If you compare AirBnB with the Hiltons or Marriotts of this world in size as well as operations, it’s really like comparing strawberries to water melons. AirBnB’s average occupancy per unit is 18 nights per year, compared to a normal hotel average occupancy of 66.7% (example Marriott) or 244 nights per unit. And with just roughly 178,000 units the main Marriott Hotel brand, provided 43 Million stays and almost $6 billion dollars revenue in total. Compared to this giant of the hospitality industry, AirBnB $250 Million, is really just a drop in the bucket.
If you want to compare oranges with oranges, compare AirBnB to other reservations systems, like Priceline or Travelocity or Expedia, whose purpose is to find the best travel arrangements among the many thousand units they have under contract.
Using that line of comparison makes much more sense to celebrate AirBnB and other private-to-private reservation systems, a novelty with a lot of traction. Peer-to-peer is the new sharing economy.
Young folks have always stayed in cheap accommodations and have not been the target audience of the Hiltons, Marriotts and Starwoods of this world. It doesn’t mean that business isn’t threatened by AirBnB.
AirBnB is, for most industry watchers, a technology and innovation company. And its success will rise and fall with the ease of use of its website. It needs to be faster and more streamlined for both sites, guest and hosts.
Despite all the hype about AirBnB and the success stories told around the service, I was underwhelmed by the outcome. The first surprise, was that although I am fairly computer literate, pick-up on user-interfaces intuitively and know my way around a search filter, it was quite hard for me to figure out the relevant parameters and how to break down the number of units found to relevant numbers. I had to unlearn a few assumptions. Read more of my AirBnB booking experience here..

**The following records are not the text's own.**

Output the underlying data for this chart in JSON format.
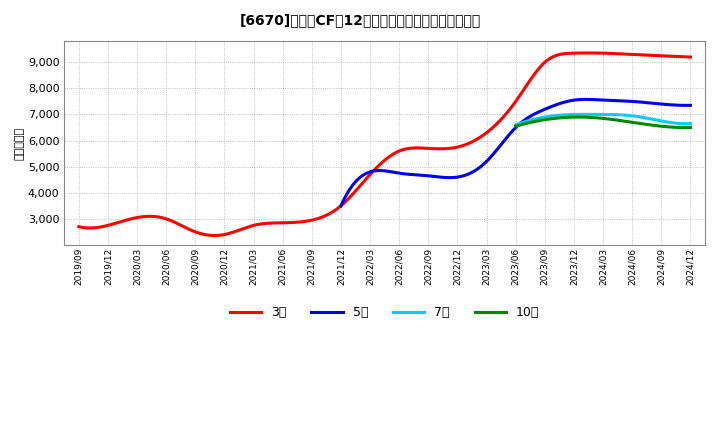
{
  "title": "[6670]　営業CFだ12か月移動合計の標準偏差の推移",
  "ylabel": "（百万円）",
  "background_color": "#ffffff",
  "grid_color": "#aaaaaa",
  "ylim": [
    2000,
    9800
  ],
  "yticks": [
    3000,
    4000,
    5000,
    6000,
    7000,
    8000,
    9000
  ],
  "series": {
    "3年": {
      "color": "#ff0000",
      "data": [
        [
          "2019/09",
          2700
        ],
        [
          "2019/12",
          2750
        ],
        [
          "2020/03",
          3050
        ],
        [
          "2020/06",
          3000
        ],
        [
          "2020/09",
          2500
        ],
        [
          "2020/12",
          2400
        ],
        [
          "2021/03",
          2750
        ],
        [
          "2021/06",
          2850
        ],
        [
          "2021/09",
          2950
        ],
        [
          "2021/12",
          3500
        ],
        [
          "2022/03",
          4700
        ],
        [
          "2022/06",
          5600
        ],
        [
          "2022/09",
          5700
        ],
        [
          "2022/12",
          5750
        ],
        [
          "2023/03",
          6300
        ],
        [
          "2023/06",
          7500
        ],
        [
          "2023/09",
          9000
        ],
        [
          "2023/12",
          9350
        ],
        [
          "2024/03",
          9350
        ],
        [
          "2024/06",
          9300
        ],
        [
          "2024/09",
          9250
        ],
        [
          "2024/12",
          9200
        ]
      ]
    },
    "5年": {
      "color": "#0000ee",
      "data": [
        [
          "2021/12",
          3500
        ],
        [
          "2022/03",
          4800
        ],
        [
          "2022/06",
          4750
        ],
        [
          "2022/09",
          4650
        ],
        [
          "2022/12",
          4600
        ],
        [
          "2023/03",
          5200
        ],
        [
          "2023/06",
          6500
        ],
        [
          "2023/09",
          7200
        ],
        [
          "2023/12",
          7550
        ],
        [
          "2024/03",
          7550
        ],
        [
          "2024/06",
          7500
        ],
        [
          "2024/09",
          7400
        ],
        [
          "2024/12",
          7350
        ]
      ]
    },
    "7年": {
      "color": "#00ccff",
      "data": [
        [
          "2023/06",
          6600
        ],
        [
          "2023/09",
          6900
        ],
        [
          "2023/12",
          7000
        ],
        [
          "2024/03",
          7000
        ],
        [
          "2024/06",
          6950
        ],
        [
          "2024/09",
          6750
        ],
        [
          "2024/12",
          6650
        ]
      ]
    },
    "10年": {
      "color": "#008800",
      "data": [
        [
          "2023/06",
          6550
        ],
        [
          "2023/09",
          6800
        ],
        [
          "2023/12",
          6900
        ],
        [
          "2024/03",
          6850
        ],
        [
          "2024/06",
          6700
        ],
        [
          "2024/09",
          6550
        ],
        [
          "2024/12",
          6500
        ]
      ]
    }
  },
  "legend_order": [
    "3年",
    "5年",
    "7年",
    "10年"
  ],
  "x_labels": [
    "2019/09",
    "2019/12",
    "2020/03",
    "2020/06",
    "2020/09",
    "2020/12",
    "2021/03",
    "2021/06",
    "2021/09",
    "2021/12",
    "2022/03",
    "2022/06",
    "2022/09",
    "2022/12",
    "2023/03",
    "2023/06",
    "2023/09",
    "2023/12",
    "2024/03",
    "2024/06",
    "2024/09",
    "2024/12"
  ]
}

There is already talk of beefing up professionalism and standards. The more it develops the more it will look just like any other travel agency or property rental site and service.

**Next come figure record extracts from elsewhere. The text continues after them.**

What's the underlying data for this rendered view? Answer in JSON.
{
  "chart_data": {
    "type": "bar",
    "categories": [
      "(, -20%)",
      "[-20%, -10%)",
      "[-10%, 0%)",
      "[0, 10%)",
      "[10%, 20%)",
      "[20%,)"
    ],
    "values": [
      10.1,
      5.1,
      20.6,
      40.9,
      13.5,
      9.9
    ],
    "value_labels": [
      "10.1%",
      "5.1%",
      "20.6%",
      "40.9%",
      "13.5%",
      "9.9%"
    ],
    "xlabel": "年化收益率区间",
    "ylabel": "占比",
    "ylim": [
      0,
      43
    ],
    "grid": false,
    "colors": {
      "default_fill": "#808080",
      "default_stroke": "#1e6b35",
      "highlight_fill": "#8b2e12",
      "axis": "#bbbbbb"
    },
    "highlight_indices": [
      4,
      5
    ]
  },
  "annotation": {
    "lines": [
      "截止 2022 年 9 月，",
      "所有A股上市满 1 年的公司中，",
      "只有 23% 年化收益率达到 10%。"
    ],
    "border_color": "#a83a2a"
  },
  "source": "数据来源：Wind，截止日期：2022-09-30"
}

When AirBnB gets into the professional league its hosts will be treated like other niche accommodation businesses, managing rentals and overnight stays. Licensing will become an issue as well as tourism taxes, insurance, safety and accessibility rules will apply. We have seen public safety agencies already becoming aware and so are landlords. Many apartment property rules don’t allow for subletting or only rentals twice a year. There are plenty of AirBnB horror stories out there to alert officials of various cities to the new service. Whatever standardization and convenience processes will come into place, many hosts will consider it too much trouble to go through to augment a second income.
But make no mistake, the hospitality industry as a whole and the booking services in particular have managed to stay way ahead of the technology curve and innovation. They are also the masters of convenience as hosts. AirBnB has a lot of catching up to do, to play in the big leagues.